To evaluate these three parameters, the authors poured various modified waxes into moulds made of the same plaster for the 3D models and took CT images under the same conditions ( Fig. 1 ). The results are shown in Table 1 .
|Agent||Compounding ratio||CT value||Rate of change in CT value (-/mm)||Dispersivity of contrast agent (×10 −3 )|
|a. Wax only||–||151||207||3.83|
|b. Wax:calcium sulphate||10:3||359||253||5.18|
|c. Wax:calcium sulphate||20:3||225||299||5.18|
|d. Wax:calcium sulphate||40:3||189||252||6.99|
|e. Wax:titanium oxide (anatase)||20:3||240||274||1.70|
|f. Wax:titanium oxide (anatase)||40:3||166||252||1.68|
|g. Wax:titanium oxide (anatase)||80:3||177||324||1.98|
|h. Wax:titanium oxide (rutile)||20:3||266||311||2.97|
|i. Wax:titanium oxide (rutile)||40:3||195||244||3.40|
|j. Wax:titanium oxide (rutile)||80:3||175||341||5.15|
|k. Wax:barium sulphate||80:3||199||239||1.75|
|l. Wax:barium sulphate||160:3||184||276||2.59|
The CT values of plaster and air were 518 and −1024, respectively, with a mean of −253. When the CT values of the modified waxes were compared with this mean value, the three closest in number were those of the wax containing rutile-type titanium oxide at 80:3, that containing anatase-type titanium oxide at 40:3, and the wax only.

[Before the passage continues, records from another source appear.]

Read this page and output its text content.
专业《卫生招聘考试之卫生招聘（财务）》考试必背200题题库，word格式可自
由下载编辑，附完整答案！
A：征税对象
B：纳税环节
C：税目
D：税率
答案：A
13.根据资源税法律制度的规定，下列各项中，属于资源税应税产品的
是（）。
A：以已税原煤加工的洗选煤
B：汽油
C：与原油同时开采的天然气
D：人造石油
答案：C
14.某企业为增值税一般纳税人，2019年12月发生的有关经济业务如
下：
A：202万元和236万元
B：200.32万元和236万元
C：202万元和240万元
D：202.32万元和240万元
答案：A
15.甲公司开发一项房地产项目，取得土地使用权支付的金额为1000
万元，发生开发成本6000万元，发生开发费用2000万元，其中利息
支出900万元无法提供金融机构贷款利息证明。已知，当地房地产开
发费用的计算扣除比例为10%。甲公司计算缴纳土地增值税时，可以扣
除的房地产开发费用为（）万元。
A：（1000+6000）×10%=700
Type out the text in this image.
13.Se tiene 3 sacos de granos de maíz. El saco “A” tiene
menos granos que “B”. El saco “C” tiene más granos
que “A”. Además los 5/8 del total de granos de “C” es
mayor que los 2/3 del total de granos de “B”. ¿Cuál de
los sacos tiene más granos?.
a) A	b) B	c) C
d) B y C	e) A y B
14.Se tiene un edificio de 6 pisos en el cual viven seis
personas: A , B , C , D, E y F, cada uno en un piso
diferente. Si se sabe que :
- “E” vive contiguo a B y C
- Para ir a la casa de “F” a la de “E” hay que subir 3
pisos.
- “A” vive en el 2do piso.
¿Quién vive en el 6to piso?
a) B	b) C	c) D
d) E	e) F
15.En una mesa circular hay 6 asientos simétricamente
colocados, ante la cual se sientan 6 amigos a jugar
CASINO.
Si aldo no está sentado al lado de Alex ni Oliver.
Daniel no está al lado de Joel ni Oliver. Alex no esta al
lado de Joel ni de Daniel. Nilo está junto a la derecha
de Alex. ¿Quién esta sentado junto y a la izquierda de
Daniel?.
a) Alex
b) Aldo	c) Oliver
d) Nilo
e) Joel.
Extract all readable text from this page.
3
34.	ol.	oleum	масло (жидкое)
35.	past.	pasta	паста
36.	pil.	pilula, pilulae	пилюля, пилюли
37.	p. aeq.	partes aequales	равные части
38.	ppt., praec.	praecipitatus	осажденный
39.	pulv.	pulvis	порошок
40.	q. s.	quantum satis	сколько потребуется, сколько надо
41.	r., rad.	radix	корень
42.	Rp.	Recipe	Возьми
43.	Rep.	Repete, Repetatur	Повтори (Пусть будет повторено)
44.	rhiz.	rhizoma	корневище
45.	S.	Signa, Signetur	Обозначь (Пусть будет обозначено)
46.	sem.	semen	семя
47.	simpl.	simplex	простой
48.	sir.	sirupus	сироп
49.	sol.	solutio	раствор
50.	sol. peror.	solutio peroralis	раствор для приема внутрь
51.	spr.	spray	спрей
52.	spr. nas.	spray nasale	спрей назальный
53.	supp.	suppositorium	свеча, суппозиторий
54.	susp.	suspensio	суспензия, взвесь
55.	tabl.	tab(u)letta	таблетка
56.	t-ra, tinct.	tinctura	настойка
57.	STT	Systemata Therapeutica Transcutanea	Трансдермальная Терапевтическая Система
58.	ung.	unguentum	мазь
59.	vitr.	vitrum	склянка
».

Rates of change in CT values at the boundary
Figure 2 shows the method used to measure the rate of change in a CT value at the boundary between wax and plaster. When the authors compared the rates between plaster and the wax mixtures, the three with the highest rates were the wax containing rutile-type titanium oxide at 20:3, that containing rutile-type titanium oxide at 80:3, and that containing anatase-type titanium oxide, also at 80:3.